Skyrocketing sales of Sovaldi (sofosbuvir) and then Harvoni (ledipasvir/sofosbuvir) buoyed Gilead's revenues to new heights in 2014 and 2015.
But the drugs' high level of effectiveness meant many of the most accessible patients were quickly cured, depleting the pool of patients ready to start a new course of treatment. Add in increased competition from drugs developed by AbbVie and Merck & Co., along with shorter therapy duration, and sales have fallen dramatically over the past six quarters.
While a decline after the initial build-up had been expected, investors were surprised when Gilead sharply cut its 2017 guidance for sales of its hepatitis C drugs. Combined sales of Harvoni, Sovaldi and the more recently approved Epclusa (sofosbuvir/velpatasvir) are now expected to come in at between $7.5 billion and $9 billion for the year, significantly less than the $14.8 billion the drugmaker earned in 2016.
That accelerated fall-off in sales means the company's growing HIV franchise is receiving more attention. Over the past year and a half, Gilead has been rolling out a wave of new HIV treatments that rely on an improved form of the active ingredient tenofovir, securing approvals for Genvoya (elvitegravir, cobcistat, emtricitabine, tenofovir alafenamide), Odefsey (emtricitabine, rilpivirine, tenofovir alafenamide) and Descovy in the U.S.

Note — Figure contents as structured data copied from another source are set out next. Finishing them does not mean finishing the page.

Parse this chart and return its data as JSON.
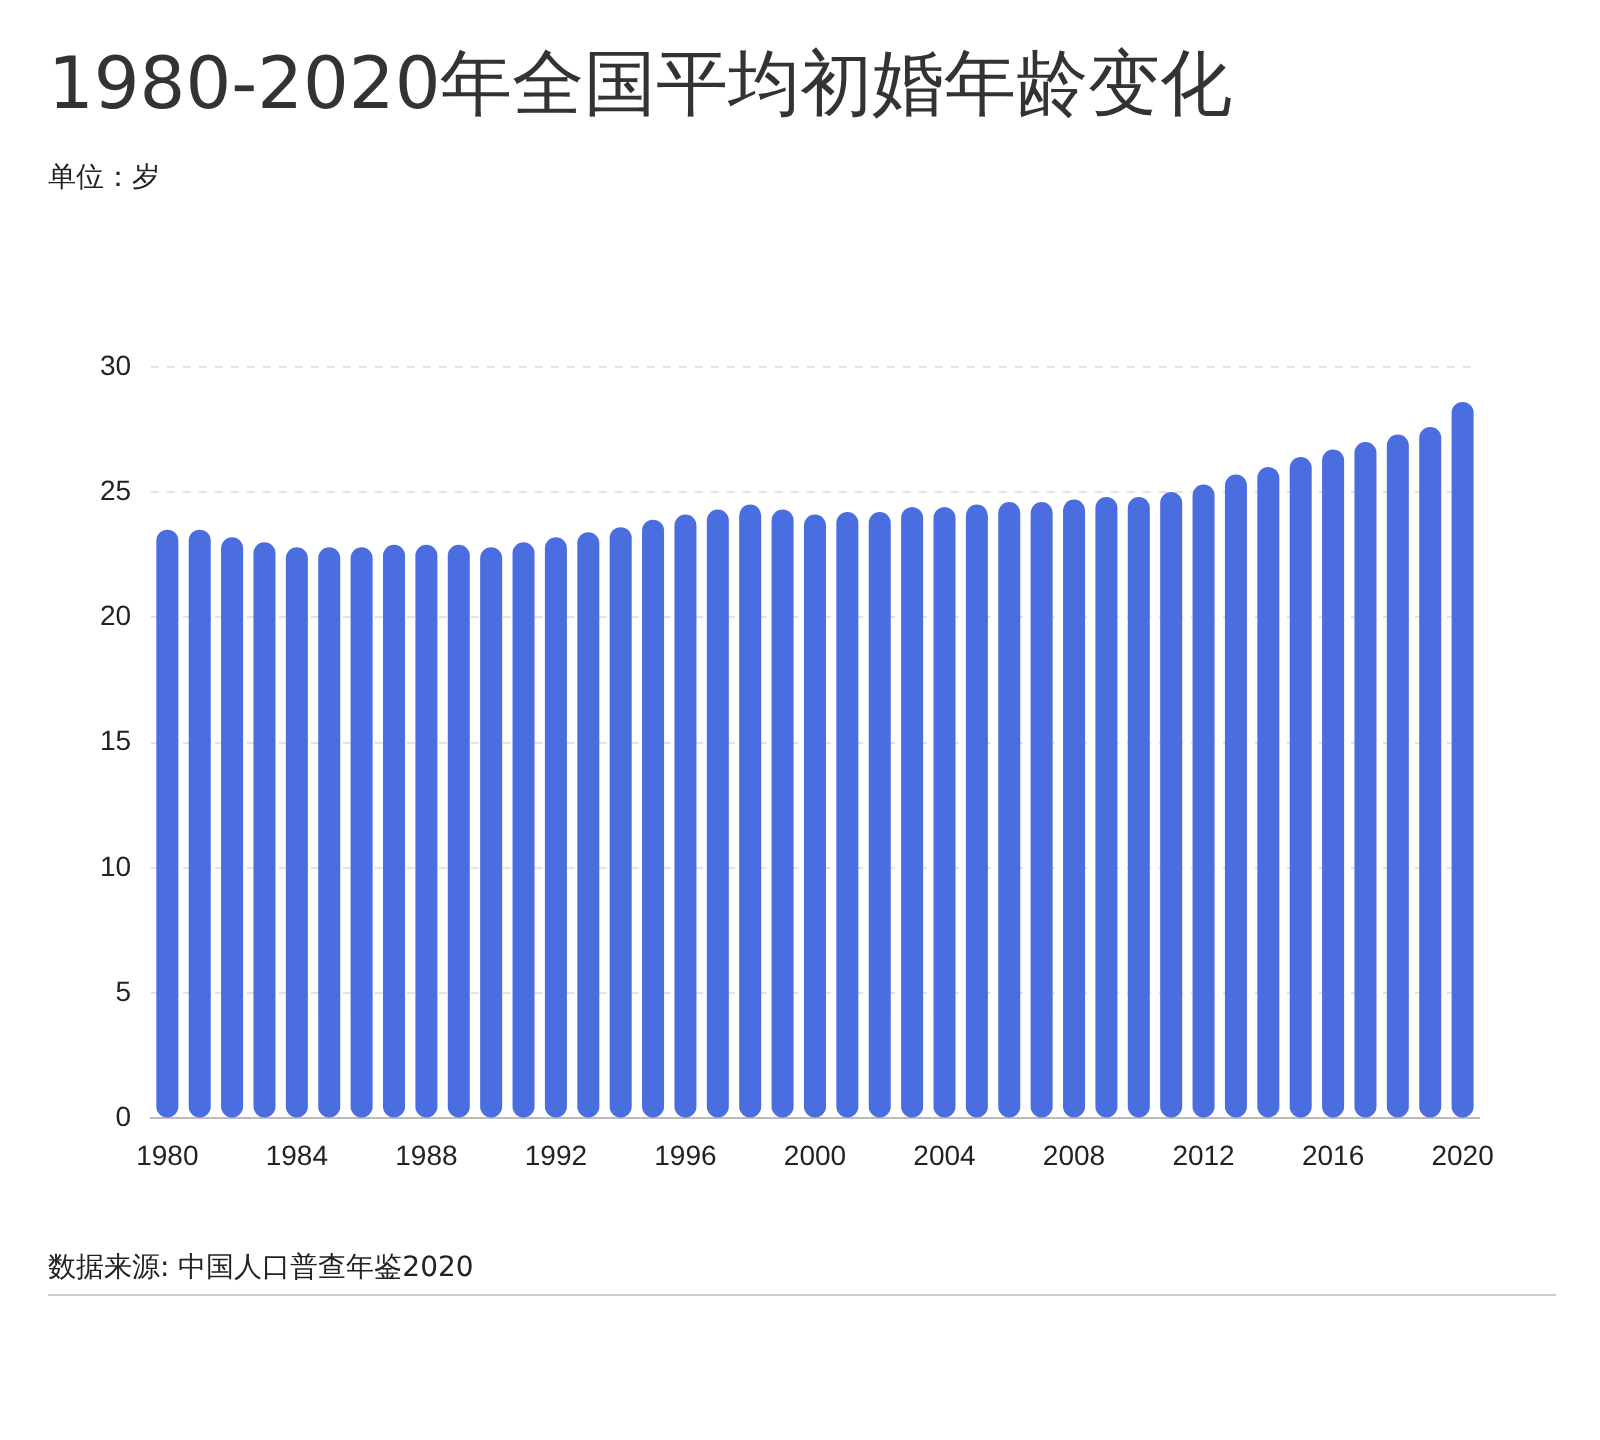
{
  "chart_data": {
    "type": "bar",
    "title": "1980-2020年全国平均初婚年龄变化",
    "subtitle": "单位：岁",
    "categories": [
      "1980",
      null,
      null,
      null,
      "1984",
      null,
      null,
      null,
      "1988",
      null,
      null,
      null,
      "1992",
      null,
      null,
      null,
      "1996",
      null,
      null,
      null,
      "2000",
      null,
      null,
      null,
      "2004",
      null,
      null,
      null,
      "2008",
      null,
      null,
      null,
      "2012",
      null,
      null,
      null,
      "2016",
      null,
      null,
      null,
      "2020"
    ],
    "values": [
      23.5,
      23.5,
      23.2,
      23.0,
      22.8,
      22.8,
      22.8,
      22.9,
      22.9,
      22.9,
      22.8,
      23.0,
      23.2,
      23.4,
      23.6,
      23.9,
      24.1,
      24.3,
      24.5,
      24.3,
      24.1,
      24.2,
      24.2,
      24.4,
      24.4,
      24.5,
      24.6,
      24.6,
      24.7,
      24.8,
      24.8,
      25.0,
      25.3,
      25.7,
      26.0,
      26.4,
      26.7,
      27.0,
      27.3,
      27.6,
      28.6
    ],
    "color": "#4a6ee0",
    "ylim": [
      0,
      30
    ],
    "yticks": [
      0,
      5,
      10,
      15,
      20,
      25,
      30
    ],
    "grid": "y",
    "annotations": [
      "数据来源: 中国人口普查年鉴2020"
    ]
  }
}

According to Gilead, 48% of treatment-naive patients with HIV initiated therapy with either Genvoya, Odefsey or Descovy in the fourth quarter of 2016.
Success pairing bictegravir with Descovy would give Gilead another arrow in its quiver of TAF-containing regimens. Company executives believe the BIC-F/TAF combo, as it is known, would help accelerate the adoption of TAF-based regimens, building on the existing momentum from the other three already approved drugs.
Two of the four Phase 3 trials tested BIC-F/TAF against treatment regimens containing GlaxoSmithKline's Tivicay in treatment-naive patients with HIV-1 infection, while the other two studied the effect of switching patients with virological suppression to BIC-F/TAF.
The triple combo demonstrated non-inferiority in all four of the studies and was well tolerated. No patients discontinued due to renal events and none treated with bictegravir developed treatment-emergent resistance to the drugs.
Gilead expects to present more detailed data on the studies as upcoming conferences this year.